- Location of Marengo in France (1812)
- Capital: Alessandria
- • Coordinates: 44°55′N 08°37′E﻿ / ﻿44.917°N 8.617°E
- • 1812: 3,482.61 km^{2} (1,344.64 sq mi)
- • 1812: 318,447
- • Decree of 24 Fructidor, year X: 11 September 1801
- • Treaty of Fontainebleau: 11 April 1814
- Political subdivisions: 3 arrondissements
| Preceded by | Succeeded by |
| / Tanaro (department) | Alessandria (division) / |

= Marengo (department) =

Former French department in Italy (1802–1814)

Marengo (/fr/) was a department of the French First Republic and of the First French Empire in present-day Italy. It was named after the Marengo plain near Alessandria to commemorate the eponymous French victory. It was formed in 1802, detaching part of the department of Tanaro, when the Subalpine Republic (formerly the mainland portion of the Kingdom of Sardinia) was directly annexed to France. Its capital was Alessandria, formerly the capital of Tanaro.

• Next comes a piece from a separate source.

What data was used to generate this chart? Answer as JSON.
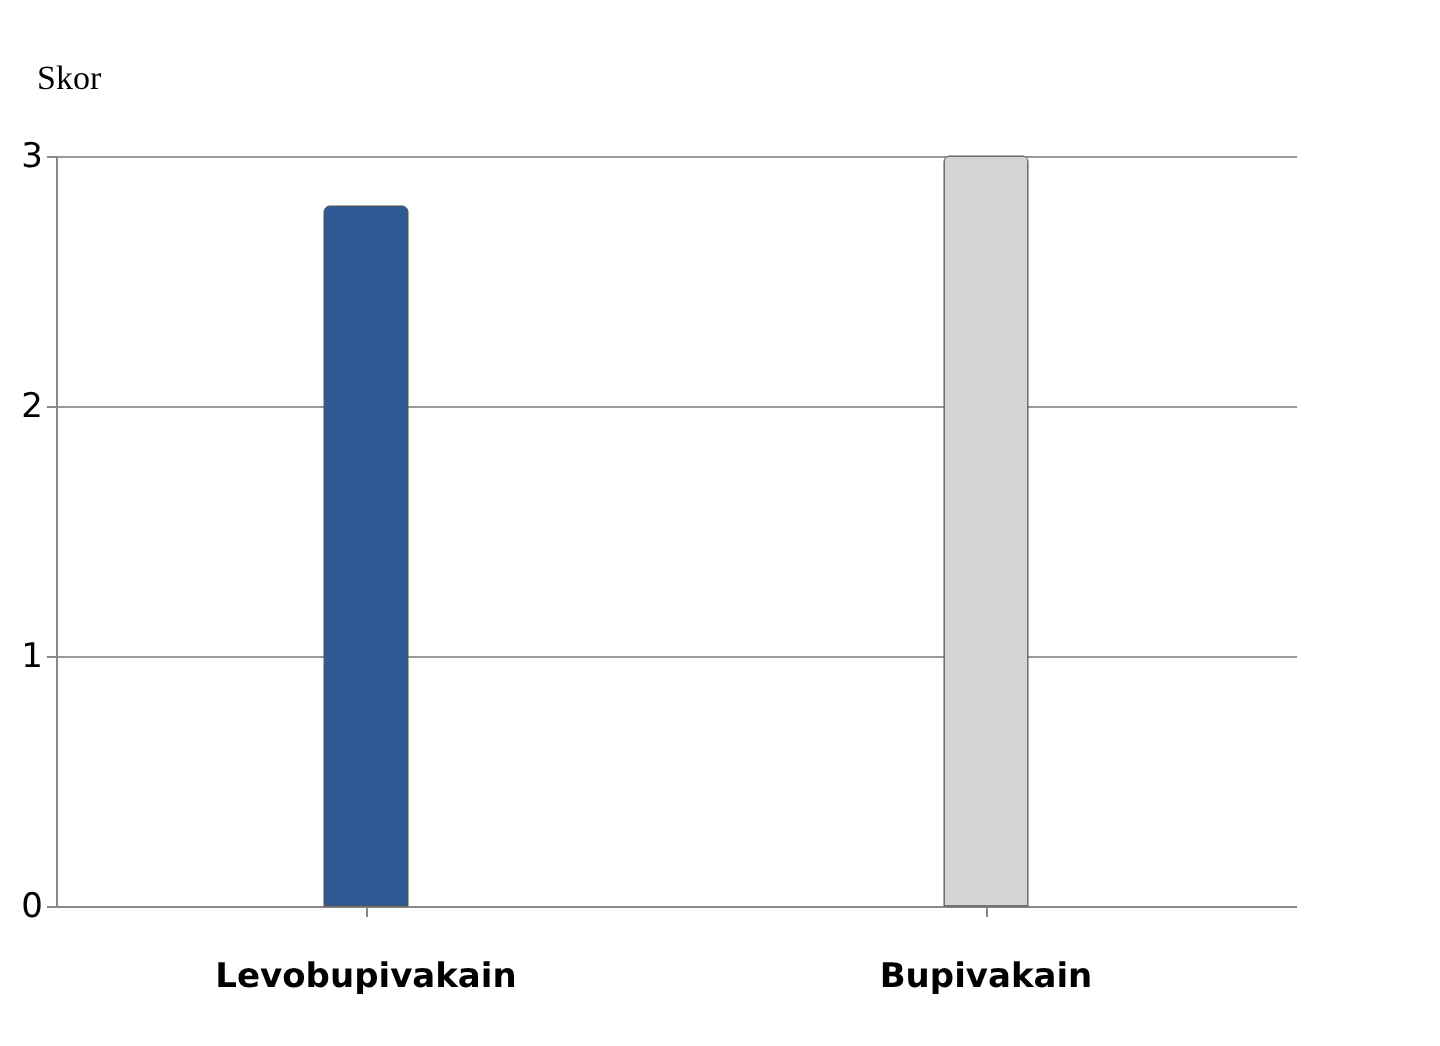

Initially it comprised the former Piedmontese provinces of Alessandria, Casale, Tortona, Voghera and Bobbio. Following the annexation of the Ligurian Republic to France in 1805, Voghera, Bobbio and Tortona passed to the newly created Department of Genoa, while the Department of Marengo acquired Asti, previously in the Department of Tanaro.

The department was disbanded after the defeat of Napoleon in 1814. At the Congress of Vienna, the Savoyard King of Sardinia was restored in all his previous realms and domains, including Piedmont. Its territory is now divided between the Italian provinces of Alessandria and Asti.

==Subdivisions==

Coat of arms of the city of Alessandria under the French Empire

The department was subdivided into the following arrondissements and cantons (situation in 1812):

- Alessandria, cantons: Alessandria (2 cantons), Bosco, Cassine, Castellazzo, Felizzano, Sezzadio and Valenza.
- Asti, cantons: Asti, Canelli, Castelnuovo d'Asti, Cocconato, Costigliole, Mombercelli, Montafia, Montechiaro, Portacomaro, Rocca d'Arazzo, San Damiano, Tigliole and Villanova d'Asti.
- Casale, cantons: Casale, Gabiano, Moncalvo, Montemagno, Montiglio, Pontestura, Rosignano, San Salvatore, Ticineto and Villanova.

Its population in 1812 was 318,447, and its area was 348,261 hectares.

The division was included within the 28th military division, the 16th cohort of the légion d'honneur, the 29th conservation des forêts, the Diocese of Casale, the sénatorerie of Turin and the court of appeal of Genoa. It elected three deputies to the Corps législatif of the First Empire.